Um balanço da educação pública em 1932 – encaixado como luva nos dias atuais – mostrava que

“(…) dissociadas sempre as reformas econômicas e educacionais, que era indispensável entrelaçar e encadear, dirigindo-as no mesmo sentido, todos os nossos esforços, sem unidade de plano e sem espírito de continuidade, não lograram ainda criar um sistema de organização escolar à altura das necessidades modernas e das necessidades do País. Tudo fragmentado e desarticulado” (grifos nossos).

Esse diagnóstico fez parte do Manifesto dos Pioneiros da Educação Nova — lançado por um grupo de intelectuais e conceituados educadores —, que ainda tem importante papel nos estudos sobre o que deve ser o ensino brasileiro. Aponta problemas que persistem até hoje, dentre eles a histórica e permanente tendência para o centralismo.

Nesse sentido, o Manifesto adverte:

“A organização da educação brasileira unitária sobre a base e os princípios do Estado, no espírito da verdadeira comunidade popular e no cuidado da unidade nacional, não implica um centralismo estéril e odioso, ao qual se opõem as condições geográficas do País e a necessidade de adaptação crescente da escola aos interesses e às exigências regionais. Unidade não significa uniformidade. A unidade pressupõe multiplicidade” (grifo nosso).

Passados 84 anos do lançamento do Manifesto, que balanço podemos fazer hoje da organização da educação nacional e do papel do MEC?

A Constituição Federal e, coerentemente, a legislação educacional apontam para um viés descentralizador. Apesar disso, observa-se um crescente centralismo das decisões no âmbito federal.

Um caso de prejuízo à educação profissional é a excessiva e desnecessária burocracia para a inclusão de novos cursos técnicos no Catálogo Nacional, que pode acarretar perda de oportunidades de emprego de jovens e queda da competitividade das empresas. Fica clara a contraposição entre, de um lado, a rigidez e a demora da oferta de um novo curso e, de outro, a agilidade e a flexibilidade imprescindíveis para atendimento às demandas de um mundo em constante evolução tecnológica.

 No que se refere a um órgão central da educação, diferentes países encontraram distintas soluções.

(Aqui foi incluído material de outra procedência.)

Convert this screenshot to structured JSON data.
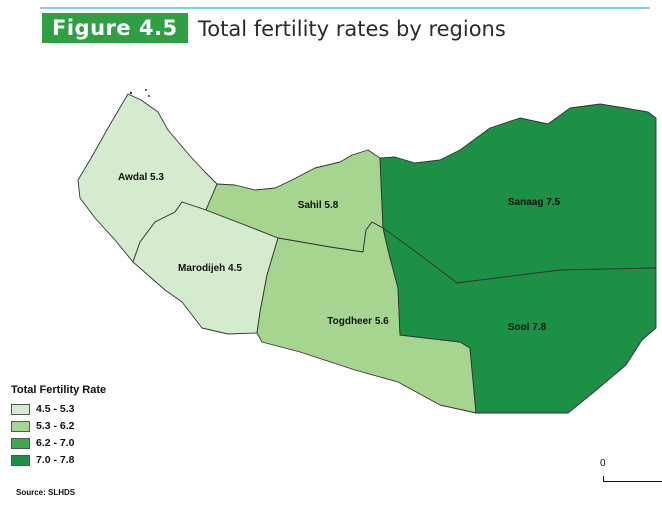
{
  "figure": {
    "label": "Figure 4.5",
    "title": "Total fertility rates by regions"
  },
  "regions": [
    {
      "name": "Awdal",
      "value": 5.3,
      "label": "Awdal 5.3",
      "color": "#d4ebcd"
    },
    {
      "name": "Marodijeh",
      "value": 4.5,
      "label": "Marodijeh 4.5",
      "color": "#d4ebcd"
    },
    {
      "name": "Sahil",
      "value": 5.8,
      "label": "Sahil 5.8",
      "color": "#a6d58f"
    },
    {
      "name": "Togdheer",
      "value": 5.6,
      "label": "Togdheer 5.6",
      "color": "#a6d58f"
    },
    {
      "name": "Sanaag",
      "value": 7.5,
      "label": "Sanaag 7.5",
      "color": "#1c9146"
    },
    {
      "name": "Sool",
      "value": 7.8,
      "label": "Sool 7.8",
      "color": "#1c9146"
    }
  ],
  "legend": {
    "title": "Total Fertility Rate",
    "items": [
      {
        "label": "4.5 - 5.3",
        "color": "#d4ebcd"
      },
      {
        "label": "5.3 - 6.2",
        "color": "#a6d58f"
      },
      {
        "label": "6.2 - 7.0",
        "color": "#3aac4e"
      },
      {
        "label": "7.0 - 7.8",
        "color": "#1c9146"
      }
    ]
  },
  "source": "Source: SLHDS",
  "scale": {
    "zero_label": "0"
  },
  "colors": {
    "badge": "#2ea043",
    "rule": "#7fd3e8"
  }
}
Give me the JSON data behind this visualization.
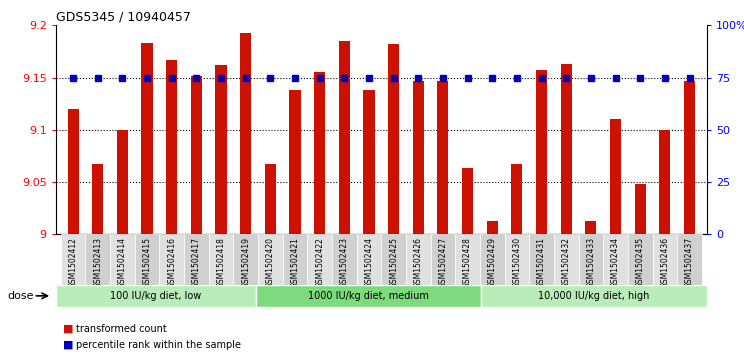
{
  "title": "GDS5345 / 10940457",
  "samples": [
    "GSM1502412",
    "GSM1502413",
    "GSM1502414",
    "GSM1502415",
    "GSM1502416",
    "GSM1502417",
    "GSM1502418",
    "GSM1502419",
    "GSM1502420",
    "GSM1502421",
    "GSM1502422",
    "GSM1502423",
    "GSM1502424",
    "GSM1502425",
    "GSM1502426",
    "GSM1502427",
    "GSM1502428",
    "GSM1502429",
    "GSM1502430",
    "GSM1502431",
    "GSM1502432",
    "GSM1502433",
    "GSM1502434",
    "GSM1502435",
    "GSM1502436",
    "GSM1502437"
  ],
  "bar_values": [
    9.12,
    9.067,
    9.1,
    9.183,
    9.167,
    9.152,
    9.162,
    9.193,
    9.067,
    9.138,
    9.155,
    9.185,
    9.138,
    9.182,
    9.147,
    9.147,
    9.063,
    9.013,
    9.067,
    9.157,
    9.163,
    9.013,
    9.11,
    9.048,
    9.1,
    9.147
  ],
  "percentile_values": [
    75,
    75,
    75,
    75,
    75,
    75,
    75,
    75,
    75,
    75,
    75,
    75,
    75,
    75,
    75,
    75,
    75,
    75,
    75,
    75,
    75,
    75,
    75,
    75,
    75,
    75
  ],
  "groups": [
    {
      "label": "100 IU/kg diet, low",
      "start": 0,
      "end": 8
    },
    {
      "label": "1000 IU/kg diet, medium",
      "start": 8,
      "end": 17
    },
    {
      "label": "10,000 IU/kg diet, high",
      "start": 17,
      "end": 26
    }
  ],
  "group_colors": [
    "#b8ecb8",
    "#7ddb7d",
    "#b8ecb8"
  ],
  "bar_color": "#CC1100",
  "dot_color": "#0000BB",
  "ylim_left": [
    9.0,
    9.2
  ],
  "ylim_right": [
    0,
    100
  ],
  "yticks_left": [
    9.0,
    9.05,
    9.1,
    9.15,
    9.2
  ],
  "ytick_labels_left": [
    "9",
    "9.05",
    "9.1",
    "9.15",
    "9.2"
  ],
  "yticks_right": [
    0,
    25,
    50,
    75,
    100
  ],
  "ytick_labels_right": [
    "0",
    "25",
    "50",
    "75",
    "100%"
  ],
  "hlines": [
    9.05,
    9.1,
    9.15
  ],
  "background_color": "#FFFFFF",
  "legend_items": [
    {
      "label": "transformed count",
      "color": "#CC1100"
    },
    {
      "label": "percentile rank within the sample",
      "color": "#0000BB"
    }
  ],
  "dose_label": "dose"
}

Na Finlândia, a educação básica fica a cargo dos municípios. O governo central é responsável pela definição de políticas públicas nacionais, pela legislação e pela coordenação do financiamento da educação.

Na Alemanha, a responsabilidade original pela educação é dos dezesseis  länder – ou estados –,  que têm seus próprios “ministérios” da educação. Em 1964, sem qualquer orientação do governo central, os länder assinaram um acordo que garante unidade da educação básica alemã. Os assuntos de relevância nacional são coordenados pela Conferência dos Ministros da Educação e dos Assuntos Culturais, de que participam também senadores que atuam nas comissões de educação.

O Brasil precisa, urgentemente, avaliar e rever o papel e a presença do MEC. Faz todo sentido, dentro do princípio federativo e do atendimento real às demandas locais e regionais, transferir competências e atribuições, atualmente exercidas pela Pasta, para os sistemas estaduais e municipais.

É possível reduzir e simplificar drasticamente as funções atuais do MEC, que se limitaria, com uma estrutura enxuta, a continuar realizando a avaliação educacional e a coordenação das políticas e dos sistemas de ensino. Caberia, também, repensá-las, no sentido de tornar válida até mesmo a hipótese de extinção do ministério.

Dentre as inúmeras causas da crise educacional brasileira, sem dúvida, destaca-se a presença desnecessária, dispendiosa e perturbadora de um órgão central para essa área no Governo Federal. O MEC, na configuração atual, é um retrato perfeito e acabado da hipertrofia do Estado brasileiro.

 

É especialista em Planejamento e Administração da Educação pelo Institut International de Planification de l’Education (IIPE/UNESCO). É Diretor do SENAI e Superintendente do SESI do Estado de São Paulo.